PRIVATE companies without women as directors and executive managers will soon face penalties, President Jacob Zuma said on Women’s Day.

He said government would also be amending the Employment Equity Act to bring about equal pay for work of equal value between sexes.

Addressing thousands of women who had gathered at the Union Buildings lawns in Pretoria, Zuma said representation of women at top management level in the public sector remained "inadequate”.

He had directed Minister of Women, Children and People with Disabilities Lulu Xingwana to speed up the Gender Equality Bill in order to enforce gender parity measures across all sectors of society.

"The census reveals that although there is a slight increase in the employment of women in top executive positions, this increase is minimal.

"What is more disturbing is that there are still companies that have a zero percentage of women representation as directors and executive managers,” Zuma said.

Experience had shown that "voluntary mechanisms of gender equality are inadequate”.

Zuma said his ANC-led government administration had increased the number of women at both national and provincial level. There were 14 cabinet ministers and 15 deputy ministers, while five out of nine premiers were women.

Despite these achievements at government level, improving the gender balance remained slow in the corporate boardrooms, Zuma said.

Newly elected African Union Commission chairwoman Nkosazana Dlamini-Zuma joined thousands yesterday in honouring the role played by women across the country.

The ANC Women’s League said patriarchy still affected society, "threatening to undermine the huge gains made by women”.
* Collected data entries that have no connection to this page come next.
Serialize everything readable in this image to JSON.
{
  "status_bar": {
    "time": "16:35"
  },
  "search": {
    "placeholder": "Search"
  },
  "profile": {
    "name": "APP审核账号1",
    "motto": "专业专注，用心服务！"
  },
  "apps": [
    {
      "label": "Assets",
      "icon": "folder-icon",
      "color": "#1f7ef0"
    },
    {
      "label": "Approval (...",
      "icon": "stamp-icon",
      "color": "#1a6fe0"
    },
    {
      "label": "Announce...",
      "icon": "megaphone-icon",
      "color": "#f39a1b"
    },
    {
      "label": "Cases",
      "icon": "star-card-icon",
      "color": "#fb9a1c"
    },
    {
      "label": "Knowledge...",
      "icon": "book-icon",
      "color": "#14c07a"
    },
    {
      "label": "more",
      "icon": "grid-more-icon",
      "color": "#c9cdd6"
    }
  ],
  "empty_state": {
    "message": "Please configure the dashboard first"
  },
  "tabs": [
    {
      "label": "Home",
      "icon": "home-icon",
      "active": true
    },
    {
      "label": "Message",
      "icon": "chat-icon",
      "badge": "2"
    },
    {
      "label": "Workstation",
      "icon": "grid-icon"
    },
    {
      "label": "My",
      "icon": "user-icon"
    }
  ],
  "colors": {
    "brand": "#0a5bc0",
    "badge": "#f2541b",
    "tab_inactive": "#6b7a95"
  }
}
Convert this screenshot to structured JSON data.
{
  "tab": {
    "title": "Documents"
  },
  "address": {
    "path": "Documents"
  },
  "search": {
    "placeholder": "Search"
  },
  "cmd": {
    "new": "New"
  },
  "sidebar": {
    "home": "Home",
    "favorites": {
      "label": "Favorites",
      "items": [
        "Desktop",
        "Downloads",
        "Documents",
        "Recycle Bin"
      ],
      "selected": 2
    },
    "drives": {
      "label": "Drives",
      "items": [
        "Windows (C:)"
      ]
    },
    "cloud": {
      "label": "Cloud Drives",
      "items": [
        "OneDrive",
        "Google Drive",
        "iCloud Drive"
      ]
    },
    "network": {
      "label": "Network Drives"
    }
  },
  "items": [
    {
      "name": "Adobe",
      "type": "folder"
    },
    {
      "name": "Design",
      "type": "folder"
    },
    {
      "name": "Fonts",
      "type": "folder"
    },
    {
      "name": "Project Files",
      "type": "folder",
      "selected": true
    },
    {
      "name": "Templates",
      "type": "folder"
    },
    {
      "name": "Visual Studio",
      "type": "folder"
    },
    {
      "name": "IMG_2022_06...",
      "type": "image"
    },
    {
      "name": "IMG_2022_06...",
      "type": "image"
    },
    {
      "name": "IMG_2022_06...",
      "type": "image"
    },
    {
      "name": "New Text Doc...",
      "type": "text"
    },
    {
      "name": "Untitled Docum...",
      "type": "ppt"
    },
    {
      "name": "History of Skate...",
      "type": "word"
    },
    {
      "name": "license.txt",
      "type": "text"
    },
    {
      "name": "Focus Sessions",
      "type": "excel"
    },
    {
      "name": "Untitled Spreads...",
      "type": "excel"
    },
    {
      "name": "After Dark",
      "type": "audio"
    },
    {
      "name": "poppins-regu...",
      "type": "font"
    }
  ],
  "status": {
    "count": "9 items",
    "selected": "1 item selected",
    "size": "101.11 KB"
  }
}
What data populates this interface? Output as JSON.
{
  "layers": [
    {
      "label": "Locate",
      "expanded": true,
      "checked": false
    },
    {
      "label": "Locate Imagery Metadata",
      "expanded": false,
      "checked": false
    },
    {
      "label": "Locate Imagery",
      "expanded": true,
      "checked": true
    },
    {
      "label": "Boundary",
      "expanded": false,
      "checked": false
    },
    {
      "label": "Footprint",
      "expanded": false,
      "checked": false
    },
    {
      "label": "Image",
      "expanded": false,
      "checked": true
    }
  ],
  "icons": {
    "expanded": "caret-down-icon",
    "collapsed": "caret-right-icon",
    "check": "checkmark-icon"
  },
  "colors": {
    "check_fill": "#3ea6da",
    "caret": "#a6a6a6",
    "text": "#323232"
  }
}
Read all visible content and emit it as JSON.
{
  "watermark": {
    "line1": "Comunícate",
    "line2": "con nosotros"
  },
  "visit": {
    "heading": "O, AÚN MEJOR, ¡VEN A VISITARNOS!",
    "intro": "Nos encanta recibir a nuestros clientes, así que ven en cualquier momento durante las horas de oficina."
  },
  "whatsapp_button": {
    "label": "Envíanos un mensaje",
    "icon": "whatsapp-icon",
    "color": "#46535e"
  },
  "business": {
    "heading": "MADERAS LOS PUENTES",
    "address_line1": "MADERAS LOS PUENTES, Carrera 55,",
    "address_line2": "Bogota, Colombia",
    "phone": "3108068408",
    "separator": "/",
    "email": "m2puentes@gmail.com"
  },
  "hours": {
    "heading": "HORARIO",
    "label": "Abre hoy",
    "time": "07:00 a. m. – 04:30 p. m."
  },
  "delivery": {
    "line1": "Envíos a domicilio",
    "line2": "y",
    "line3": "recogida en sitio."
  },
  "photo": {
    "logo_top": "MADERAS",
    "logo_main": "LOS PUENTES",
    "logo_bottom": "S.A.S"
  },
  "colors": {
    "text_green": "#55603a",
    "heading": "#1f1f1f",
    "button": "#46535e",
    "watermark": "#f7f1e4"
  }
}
"These gains and equalities need to go beyond the paper they are printed on and filter down to women on the ground,” the league said.

Zuma said last year’s report of the Commission for Employment Equity indicated more work needed to be done to improve the representation of people with disabilities at top and senior management levels in both the private and public sectors.

The Women’s Day celebrations kicked off with the unveiling of the women’s memorial site at Lillian Ngoyi Square in central Pretoria. Ngoyi was one of the leaders of the 1956 Women’s March to the Union Buildings. A R108-million multi-purpose centre will be built on the site.